What makes Kunio Maekawa’s house so captivating?

Enthusiasm is contagious.

This is a story about an architect and his house.  He had a dream of going back to his previous home full of memories someday.

This wooden house was built in 1942 in Kami-Osaki, Tokyo.
Its timeless beauty won’t surprise you even you are told that the house was built recently.

This was the home of Kunio Maekawa. He is an architect who studied under Le Corbusier in France and came back to Japan. The house was built when he was at the age of 37.
It is a very modern design for prewar Japanese architecture.

Amazingly, this sophisticated Western-style home with some Japanese-ness such as the gabled roof and Shoji sliding door was created under the lack of materials and the land restrictions in the total floor area of 30 tsubos (99.17㎡).

The pillars that penetrate the central window are said to be reused electric poles due to the lack of building materials back then.

The house stood between the two yards. There are two bedrooms, a living/dining room called a “salon,” a study on the mezzanine floor, a kitchen, a toilet, and a housekeeper’s room.

At night, Maekawa would enjoy music on his favorite record player at the salon.
It definitely wasn’t just building a house, he created his ideal lifestyle in his dear home.


In 1945, his office in Ginza got destroyed by the air raid. So his house was used as an office for nine years after that. The salon was filled with drafting boards.

Maekawa got married and the house became lively with many people all the time. In these nine years, Maekawa’s masterpieces such as Kanagawa Music Hall was born.
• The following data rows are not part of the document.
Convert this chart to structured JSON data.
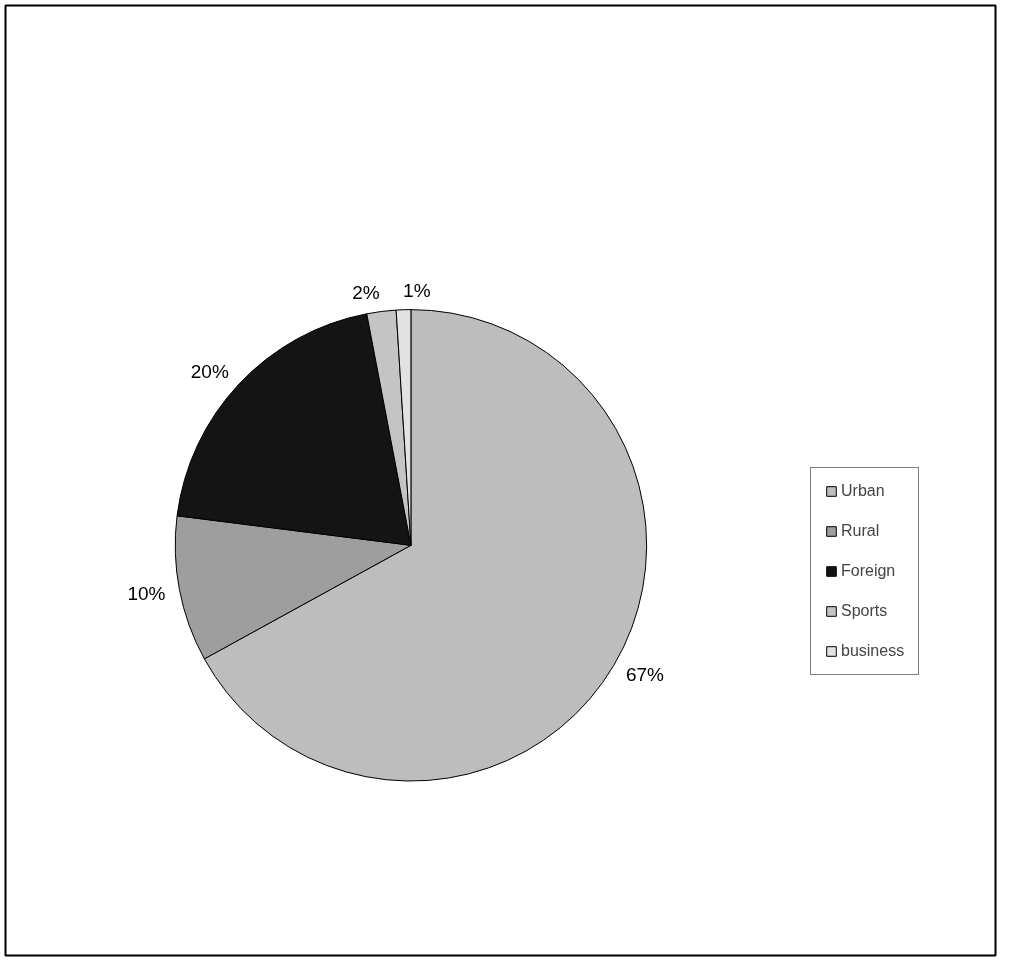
{
  "chart_data": {
    "type": "pie",
    "categories": [
      "Urban",
      "Rural",
      "Foreign",
      "Sports",
      "business"
    ],
    "values": [
      67,
      10,
      20,
      2,
      1
    ],
    "colors": [
      "#bdbdbd",
      "#9e9e9e",
      "#141414",
      "#c4c4c4",
      "#e2e2e2"
    ],
    "value_labels": [
      "67%",
      "10%",
      "20%",
      "2%",
      "1%"
    ],
    "legend": "right"
  }
}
After they moved to the new office, Maekawa planned to rebuild his home with concrete in 1973.
Maekawa had a dream of reassembling this wooden structure house again someday.  So he disassembled them and stored those lumbers in the storage room of his private villa in Karuizawa. Maybe, he was planning to spend his time after retirement, looking back on his own life.

Unfortunately, Maekawa passed away before his dream to reconstruct this house comes true.
The lumbers were left unattended for years.

In 1994, an offer to reassemble this house as an exhibit at the Edo-Tokyo Open-air Museum,
operated by Metropolitan Tokyo Government, came from its director and an architectural historian Terunobu Fujimori.

The staff and apprentices at the Maekawa Office played active roles in this project.
While tracing the memory of the former staff who knew when Maekawa’s house was an office, they took over the master’s will and restore the shape at the time of construction, including interior design. It was rebuilt with the hint of the relationship that each person had cultivated with Maekawa, imaging how their master might have liked. 

On the museum premise, they selected space with an elm tree, which is Maekawa’s favorite tree,  in the garden,  just like the original site. 

Even without Maekawa, the house was reconstructed as perfectly as before.



Maekawa’s dream to reconstruct the original house in Karuizawa did not come true.
However, by cherishing Maekawa’s memory, the house was reborn as a new role as a masterpiece that people can appreciate.

The staff of the Maekawa Office did not accept any offers of conveyance for a long time.  This episode tells how much this house means to each member of the Maekawa Office.

This house was designed and used by an owner who knows the richness in life and then inherited by people who appreciate its value and take good care of it.
It can be said that Maekawa’s house is a happy architecture continuing to provide a great influence on the people after 80years.